Jamie Quatro comes to Lemuria tomorrow (Thursday, January 25) to sign and talk about her new novel, Fire Sermon. We’ve already posted Jana Hoops’s interview with the author, and Lemuria’s own Kelly Pickerill’s review from the Clarion-Ledger. We’ve already selected it as our January selection for our First Editions Club, but so many of our booksellers loved the book so much, we wanted to tell you how this book’s reading experience moved us personally. We’re so excited about this book that we wanted to get you excited, too! We hope to see everybody tomorrow at 5:00.
When I first heard what the plot of Fire Sermon was, I was little hesitant. However, most of my coworkers that had read it were raving about it, so I decided to give it a shot. Boy, am I glad I did! I took this home with me for Christmas, and it was the perfect book to curl up with in front of the fire (no pun intended).
I loved Fire Sermon because the way the story is told–through thoughts and memories, making the story feel familiar. Those things comprise the inner monologue we all have when contemplating our lives, the way we retell our history to ourselves to make sure we know who we are.
Fire Sermon reminds us how easily desire can be set alight by anticipation, and, on my favorite pages, how desire remembered is just as combustible.

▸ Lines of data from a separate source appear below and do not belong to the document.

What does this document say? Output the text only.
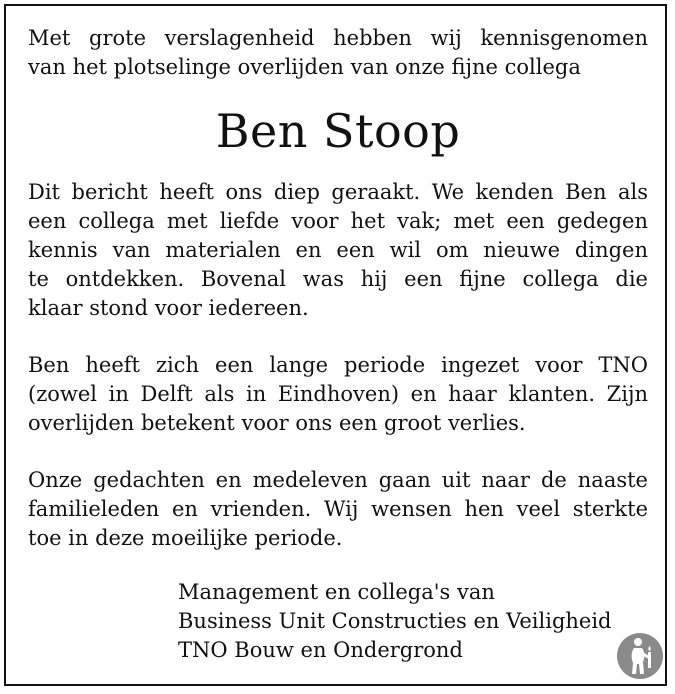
Met grote verslagenheid hebben wij kennisgenomen

van het plotselinge overlijden van onze fijne collega

Ben Stoop

Dit bericht heeft ons diep geraakt. We kenden Ben als

een collega met liefde voor het vak; met een gedegen

kennis van materialen en een wil om nieuwe dingen

te ontdekken. Bovenal was hij een fijne collega die

klaar stond voor iedereen.

Ben heeft zich een lange periode ingezet voor TNO

(zowel in Delft als in Eindhoven) en haar klanten. Zijn

overlijden betekent voor ons een groot verlies.

Onze gedachten en medeleven gaan uit naar de naaste

familieleden en vrienden. Wij wensen hen veel sterkte

toe in deze moeilijke periode.

Management en collega's van

Business Unit Constructies en Veiligheid

TNO Bouw en Ondergrond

Quatro’s powerful writing stitches together letters and narration seamlessly to yield a dynamic and moving portrait of a life combed through. With surety, she drives home the notion that the truth unfolded and untangled looks a little different every time we find it.
Jamie Quatro brilliantly captures the relationship between spirituality and desire, the eternal and the carnal. The language was so lush, but at the same intimate, as if it were reaching into my own ideas about faith and fidelity. Thank you, Jamie Quatro, for sharing a story of humanity, even when it’s unfaithful to itself.
Quatro’s first novel is fire. She deftly flows through God and poetry here to explore the many wires that frame a life. A sensuous and heady cocktail of a book. Everyone should read this.
I loved Quatro’s lyrical writing style, how the story didn’t have a linear timeline and how thoughts varied throughout the book. I think this style of writing really gives the reader insight into the narrator’s mind and adds humanity to the novel. Even if you haven’t personally experienced some of the situations or circumstances that Quatro’s narrator has, you will still feel a connection of empathy, love, and desire to this book like you have not experienced before.
In Fire Sermon, Quatro plumbs truths about the gratification and restraint of desire, about the intimacy and estrangement of marriage, and about the steadfastness and inconsistency of faith…This is a novel that is more than the sum of its parts. Maggie is a real human being, and Quatro’s prose never judges her, so the reader can’t either… In anyone else’s hands, the level of empathy might not be as strong; Quatro adeptly depicts a messy situation with flawed people in a way that connects us with our own shortcomings.